A very important aspect of creating paper is sizing. The purpose of sizing is to impart limited absorbent properties to paper or paperboard in relation to water, ink, printing ink and other liquids, and to improve many other physical and mechanical properties. With unlimited absorption (for non-adhesive paper) of, for example, ink, it will be absorbed into a sheet of paper, diverge and pass to its opposite side. A complete lack of absorbent properties will cause ink to drip from the surface of paper. The first and second phenomenon make paper unsuitable for writing and printing. Therefore, the sizing process is designed to provide for each specific type of paper and cardboard its strictly defined absorbency, which is estimated by the degree of sizing.

Then filling follows. Filling of paper is the introduction of mineral filler materials into its composition to improve its quality and economic performance. The introduction of fillers in paper composition help achieve the following objectives:

  • The cost of paper production is reduced since the cost of filler is lower than the cost of fibers, some of which are replaced by filler;
  • Whiteness of paper increases since almost all fillers have a higher degree of whiteness than fibers;
  • Smoothness of the surface of paper increases substantially due to the filling of pore filler particles and irregularities between fibers on the rough surface of a sheet;
  • Opacity of paper reduces, which makes it possible to write and print on both sides of a sheet;
  • Uniformity of the lumen improves;
  • Softness and plasticity increase – paper is less "noisy" when turning over;
  • Bulk density, porosity and, consequently, absorbability of printing inks, etc., are reduced.

A common disadvantage of introducing fillers is a marked reduction in mechanical strength and degree of sizing of paper. In addition, with an increase in the content of fillers, filler particles, sizing agents are found to a greater degree. This effect dramatically degrades print quality.

In order to give to paper some pleasant aesthetic properties, many of its types are produced in color, for example: poster, cover, color, matchbox paper, envelope, tissue, packaging paper, etc.

There are paper dyeing and coloring. During the dyeing process, the necessary color is given to paper, and during coloring – a certain color shade, for which the corresponding dyes are introduced into the pulp before paper is made. Dyeing is a complex process, as paper mass, which is exposed to coloring, in most cases, consists of several differently characteristic fibrous, filling and sizing particles that has different susceptibility to the same dye, so it is very important to choose the correct dye to get high-quality paper.

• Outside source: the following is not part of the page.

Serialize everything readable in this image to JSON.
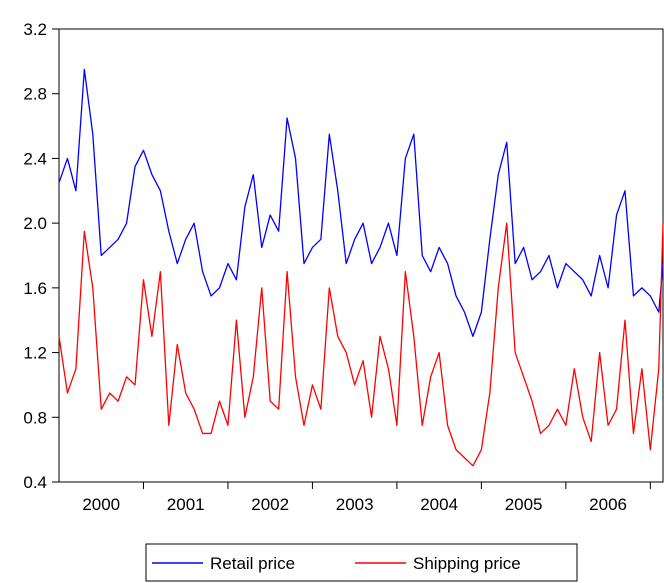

We have already given a classification of paper and talked about its different types. It remains to add that all fibrous materials of various origin, known to date, can serve as a semi-finished product for the production of paper and paperboard. However, the majority of fibrous semi-finished products of paper-cardboard production are vegetable fibers:

  • Wood fibers in the form of different wood pulp, cellulose and semi-cellulose;
  • Fibers of recycled paper in the form of waste paper;
  • Fibers of cane and straw in the form of cane and straw cellulose and semi-cellulose;
  • Fibers of rags in the form of rag mass.

To give some special properties to paper and cardboard, animals (woolen), mineral (asbestos, basalt, glass) and synthetic (capron, polyvinyl, polyethylene, polyester, etc.) fibers were also used.

Now you are actually ready to take the exam on this topic. We hope that this information was useful to you. We wish you productive pastime and successful study.